We aren’t complaining about how a third party runs their own private website. Using a vendor site is not as bad as providing no crime information at all. 

It is disheartening when a city has been open with their data for so long, decides to upgrade to something that is significantly worse. How can deploying new technology give the public less choice and access? Would anyone accept a new phone after five years that had less features than the older phone?

Instead, we are trying to explain that placing the control of providing the public with crime information needs to be placed into the hands of the taxpayers - the public and press - not a private company. 

There is no true transparency with a third party because the data can be adjusted at the client's [police department's] request while preventing the public and the press from maintaining a comparative database.

An open data feed - a feed without restrictions on collecting, using, or sharing the data - is more transparent and beneficial to the public, press, and police than the publicly view-only website that Kalamazoo is currently using (or any crime mapping website for that matter). 

What do other cities do?
As the Kalamazoo Police Department mentions in their press release, both Detroit and Ann Arbor used the same vendor.
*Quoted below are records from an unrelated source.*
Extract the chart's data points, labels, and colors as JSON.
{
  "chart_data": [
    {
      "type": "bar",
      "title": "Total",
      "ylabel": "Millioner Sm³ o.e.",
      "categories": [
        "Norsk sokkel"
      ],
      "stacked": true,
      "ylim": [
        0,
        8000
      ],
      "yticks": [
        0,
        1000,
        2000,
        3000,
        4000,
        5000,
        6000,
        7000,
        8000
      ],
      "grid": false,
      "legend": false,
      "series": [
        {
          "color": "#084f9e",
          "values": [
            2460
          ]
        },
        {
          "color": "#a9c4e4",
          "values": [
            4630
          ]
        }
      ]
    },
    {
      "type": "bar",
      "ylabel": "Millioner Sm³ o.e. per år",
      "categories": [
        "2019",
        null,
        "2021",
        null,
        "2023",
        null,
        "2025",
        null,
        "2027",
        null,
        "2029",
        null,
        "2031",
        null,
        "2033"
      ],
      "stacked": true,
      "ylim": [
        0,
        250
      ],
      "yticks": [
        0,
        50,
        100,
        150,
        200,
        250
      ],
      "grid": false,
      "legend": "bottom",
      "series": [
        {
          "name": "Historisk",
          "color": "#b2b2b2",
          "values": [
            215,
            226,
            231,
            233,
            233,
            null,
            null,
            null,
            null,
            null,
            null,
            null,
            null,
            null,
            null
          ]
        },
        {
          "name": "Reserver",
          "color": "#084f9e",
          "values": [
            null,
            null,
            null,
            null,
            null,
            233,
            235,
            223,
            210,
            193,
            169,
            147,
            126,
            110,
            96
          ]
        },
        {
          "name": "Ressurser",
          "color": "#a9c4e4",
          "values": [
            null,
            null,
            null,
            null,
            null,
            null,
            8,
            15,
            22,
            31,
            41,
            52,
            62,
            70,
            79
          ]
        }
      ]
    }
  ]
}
But both cities also make their data public and unrestricted - why? 

In Detroit’s case, it is likely a result of Federal oversight that encouraged transparency in order to improve the quality of a troubled police department. 

For Ann Arbor, it is likely an intelligent response to improve public trust and add the most requested data set to an open data portal. 

For Kalamazoo, our expectation for open access to crime data will come with some type of Federal Review or a new administration that values transparency and the partnership with the public over the partnership with a vendor. 

Another way to look at it - if Detroit is making their data open, then why isn’t Kalamazoo?

Transparency is not the only corollary to agencies improving their quality of community policing. But reducing transparency is definitely a potential indicator of declining quality of community policing. We have never seen any agency improve the quality of community policing by choosing one vendor to have monopoly control of distributing and regulating access to public crime data.